China’s Mars rover, “Zhurong”, has taken new visuals of the Red Planet. The country’s space exploration agency, CNSA, shared the new shots on Sunday. This is the second set of relayed images since the mission began a month ago.
On May 15, China’s Tianwen-1 spacecraft successfully touched down on Mars. The six-wheeled solar-operated rover onboard then started running diagnostics. “When we were designing, we wanted to obtain some visual states of the rover. [They’ll form] a basis for further improvement of the project,” said Rao Wei, a senior engineer at CNSA.
The Objective of China’s Mars Rover Mission
The CNSA’s official website reports that Zhurong is scouring an area on the Red Planet known as “Utopia Planitia”. The rover is investigating the planet’s surface and subsurface for signs of ancient microscopic life. It has covered 236 meters of land so far.

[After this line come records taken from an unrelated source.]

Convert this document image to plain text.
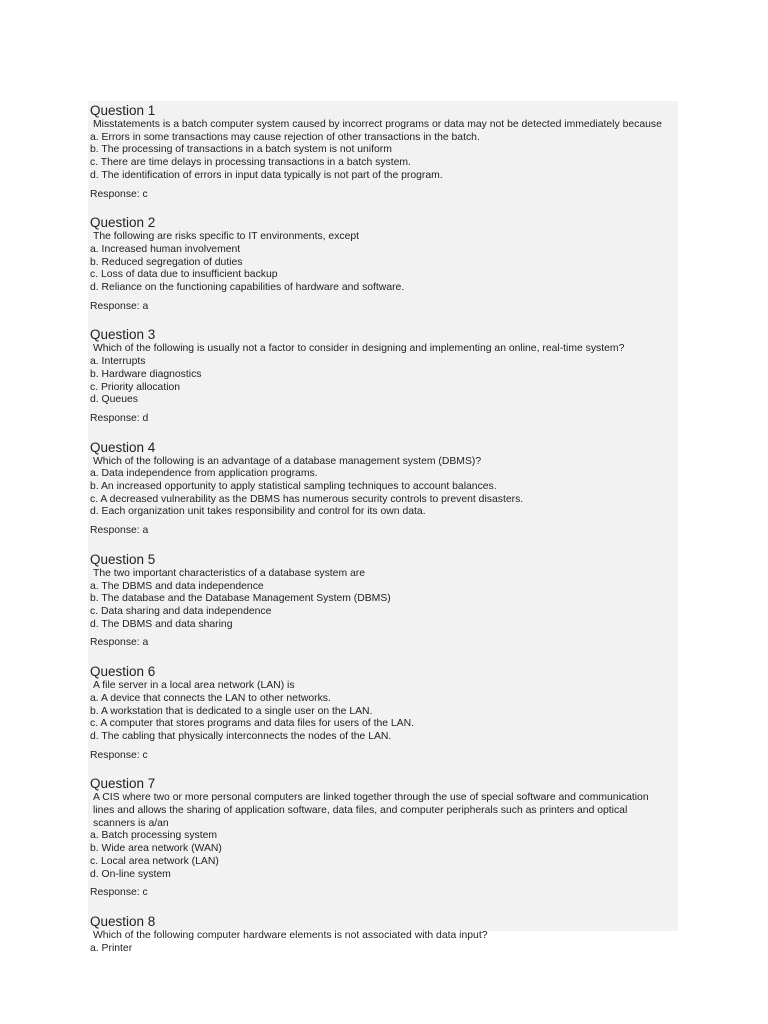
Question 1
Misstatements is a batch computer system caused by incorrect programs or data may not be detected immediately because
a. Errors in some transactions may cause rejection of other transactions in the batch.
b. The processing of transactions in a batch system is not uniform
c. There are time delays in processing transactions in a batch system.
d. The identification of errors in input data typically is not part of the program.
Response: c
Question 2
The following are risks specific to IT environments, except
a. Increased human involvement
b. Reduced segregation of duties
c. Loss of data due to insufficient backup
d. Reliance on the functioning capabilities of hardware and software.
Response: a
Question 3
Which of the following is usually not a factor to consider in designing and implementing an online, real-time system?
a. Interrupts
b. Hardware diagnostics
c. Priority allocation
d. Queues
Response: d
Question 4
Which of the following is an advantage of a database management system (DBMS)?
a. Data independence from application programs.
b. An increased opportunity to apply statistical sampling techniques to account balances.
c. A decreased vulnerability as the DBMS has numerous security controls to prevent disasters.
d. Each organization unit takes responsibility and control for its own data.
Response: a
Question 5
The two important characteristics of a database system are
a. The DBMS and data independence
b. The database and the Database Management System (DBMS)
c. Data sharing and data independence
d. The DBMS and data sharing
Response: a
Question 6
A file server in a local area network (LAN) is
a. A device that connects the LAN to other networks.
b. A workstation that is dedicated to a single user on the LAN.
c. A computer that stores programs and data files for users of the LAN.
d. The cabling that physically interconnects the nodes of the LAN.
Response: c
Question 7
A CIS where two or more personal computers are linked together through the use of special software and communication lines and allows the sharing of application software, data files, and computer peripherals such as printers and optical scanners is a/an
a. Batch processing system
b. Wide area network (WAN)
c. Local area network (LAN)
d. On-line system
Response: c
Question 8
Which of the following computer hardware elements is not associated with data input?
a. Printer
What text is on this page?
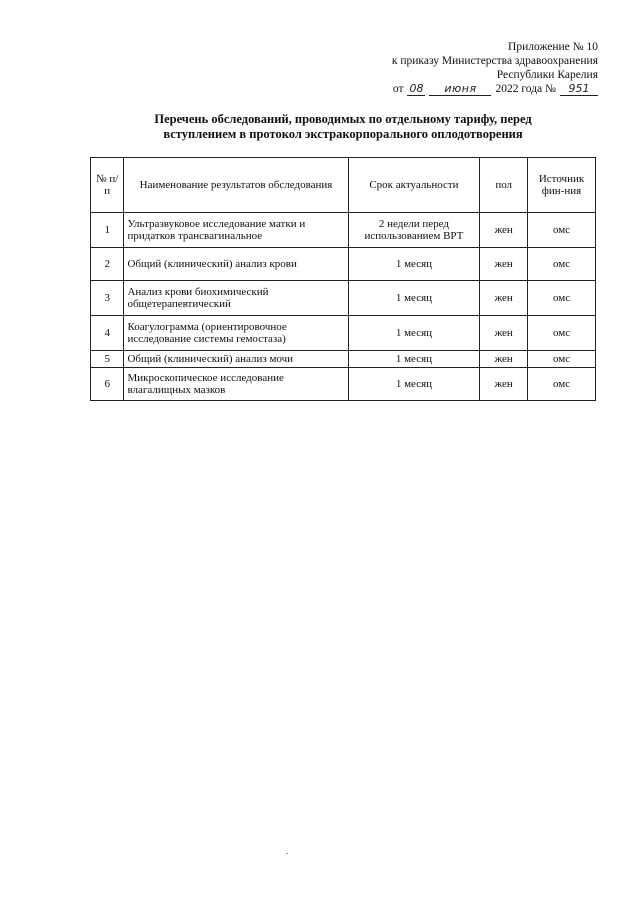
Приложение № 10
к приказу Министерства здравоохранения
Республики Карелия
от 08	июня	2022 года №	951
Перечень обследований, проводимых по отдельному тарифу, перед
вступлением в протокол экстракорпорального оплодотворения
№ п/п	Наименование результатов обследования	Срок актуальности	пол	Источник фин-ния
1	Ультразвуковое исследование матки и придатков трансвагинальное	2 недели перед использованием ВРТ	жен	омс
2	Общий (клинический) анализ крови	1 месяц	жен	омс
3	Анализ крови биохимический общетерапевтический	1 месяц	жен	омс
4	Коагулограмма (ориентировочное исследование системы гемостаза)	1 месяц	жен	омс
5	Общий (клинический) анализ мочи	1 месяц	жен	омс
6	Микроскопическое исследование влагалищных мазков	1 месяц	жен	омс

Further, the CNSA says: “the orbiter will continue to operate in the relay orbit to provide relay communications for the rover’s patrol and exploration, and carry out surround detection”. The mission is expected to last for 90 days. And it is part of a larger project that aims to send humans to Mars by 2033.

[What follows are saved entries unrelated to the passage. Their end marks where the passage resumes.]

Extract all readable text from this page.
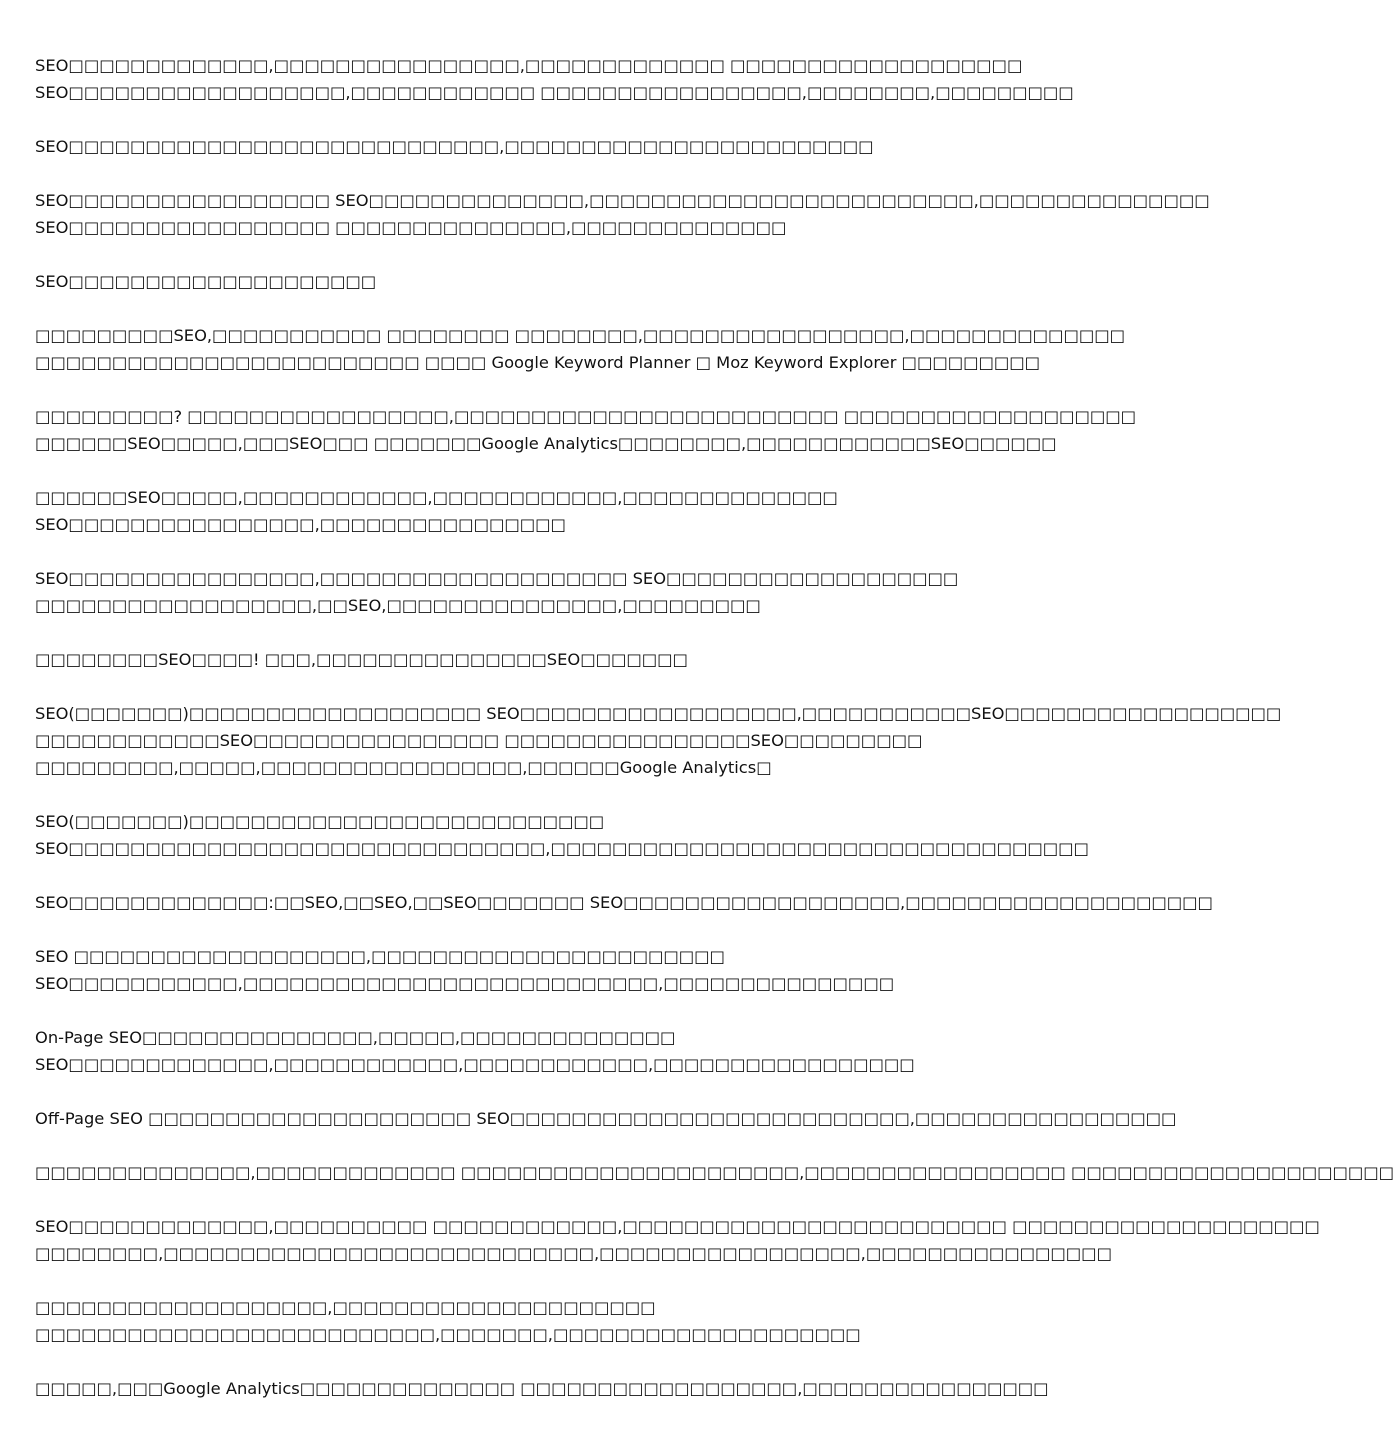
SEO□□□□□□□□□□□□□,□□□□□□□□□□□□□□□□,□□□□□□□□□□□□□ □□□□□□□□□□□□□□□□□□□
SEO□□□□□□□□□□□□□□□□□□,□□□□□□□□□□□□ □□□□□□□□□□□□□□□□□,□□□□□□□□,□□□□□□□□□

SEO□□□□□□□□□□□□□□□□□□□□□□□□□□□□,□□□□□□□□□□□□□□□□□□□□□□□□

SEO□□□□□□□□□□□□□□□□□ SEO□□□□□□□□□□□□□□,□□□□□□□□□□□□□□□□□□□□□□□□□,□□□□□□□□□□□□□□□
SEO□□□□□□□□□□□□□□□□□ □□□□□□□□□□□□□□□,□□□□□□□□□□□□□□

SEO□□□□□□□□□□□□□□□□□□□□

□□□□□□□□□SEO,□□□□□□□□□□□ □□□□□□□□ □□□□□□□□,□□□□□□□□□□□□□□□□□,□□□□□□□□□□□□□□
□□□□□□□□□□□□□□□□□□□□□□□□□ □□□□ Google Keyword Planner □ Moz Keyword Explorer □□□□□□□□□

□□□□□□□□□? □□□□□□□□□□□□□□□□□,□□□□□□□□□□□□□□□□□□□□□□□□□ □□□□□□□□□□□□□□□□□□□
□□□□□□SEO□□□□□,□□□SEO□□□ □□□□□□□Google Analytics□□□□□□□□,□□□□□□□□□□□□SEO□□□□□□

□□□□□□SEO□□□□□,□□□□□□□□□□□□,□□□□□□□□□□□□,□□□□□□□□□□□□□□
SEO□□□□□□□□□□□□□□□□,□□□□□□□□□□□□□□□□

SEO□□□□□□□□□□□□□□□□,□□□□□□□□□□□□□□□□□□□□ SEO□□□□□□□□□□□□□□□□□□□
□□□□□□□□□□□□□□□□□□,□□SEO,□□□□□□□□□□□□□□□,□□□□□□□□□

□□□□□□□□SEO□□□□! □□□,□□□□□□□□□□□□□□□SEO□□□□□□□

SEO(□□□□□□□)□□□□□□□□□□□□□□□□□□□ SEO□□□□□□□□□□□□□□□□□□,□□□□□□□□□□□SEO□□□□□□□□□□□□□□□□□□
□□□□□□□□□□□□SEO□□□□□□□□□□□□□□□□ □□□□□□□□□□□□□□□□SEO□□□□□□□□□
□□□□□□□□□,□□□□□,□□□□□□□□□□□□□□□□□,□□□□□□Google Analytics□

SEO(□□□□□□□)□□□□□□□□□□□□□□□□□□□□□□□□□□□
SEO□□□□□□□□□□□□□□□□□□□□□□□□□□□□□□□,□□□□□□□□□□□□□□□□□□□□□□□□□□□□□□□□□□□

SEO□□□□□□□□□□□□□:□□SEO,□□SEO,□□SEO□□□□□□□ SEO□□□□□□□□□□□□□□□□□□,□□□□□□□□□□□□□□□□□□□□

SEO □□□□□□□□□□□□□□□□□□□,□□□□□□□□□□□□□□□□□□□□□□□
SEO□□□□□□□□□□□,□□□□□□□□□□□□□□□□□□□□□□□□□□□,□□□□□□□□□□□□□□□

On-Page SEO□□□□□□□□□□□□□□□,□□□□□,□□□□□□□□□□□□□□
SEO□□□□□□□□□□□□□,□□□□□□□□□□□□,□□□□□□□□□□□□,□□□□□□□□□□□□□□□□□

Off-Page SEO □□□□□□□□□□□□□□□□□□□□□ SEO□□□□□□□□□□□□□□□□□□□□□□□□□□,□□□□□□□□□□□□□□□□□

□□□□□□□□□□□□□□,□□□□□□□□□□□□□ □□□□□□□□□□□□□□□□□□□□□□,□□□□□□□□□□□□□□□□□ □□□□□□□□□□□□□□□□□□□□□

SEO□□□□□□□□□□□□□,□□□□□□□□□□ □□□□□□□□□□□□,□□□□□□□□□□□□□□□□□□□□□□□□□ □□□□□□□□□□□□□□□□□□□□
□□□□□□□□,□□□□□□□□□□□□□□□□□□□□□□□□□□□□,□□□□□□□□□□□□□□□□□,□□□□□□□□□□□□□□□□

□□□□□□□□□□□□□□□□□□□,□□□□□□□□□□□□□□□□□□□□□
□□□□□□□□□□□□□□□□□□□□□□□□□□,□□□□□□□,□□□□□□□□□□□□□□□□□□□□

□□□□□,□□□Google Analytics□□□□□□□□□□□□□□ □□□□□□□□□□□□□□□□□□,□□□□□□□□□□□□□□□□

Relatedly, an official event was held on June 11 in Beijing to celebrate the success of China’s Mars rover mission so far. At the event, Liu He, a representative of the Chinese government said: “We must have the courage to explore the boundaries of human cognition. [We must] continue to challenge and improve the limits of scientific and technological capabilities.”
China is one of many countries that have shown an interest in space exploration. In 1993, the Asian country created the CNSA to oversee all space activities. The latest footage is proof of how far Beijing has come in its resolve. But will China beat the US to Mars takeover? We’ll have to wait and see.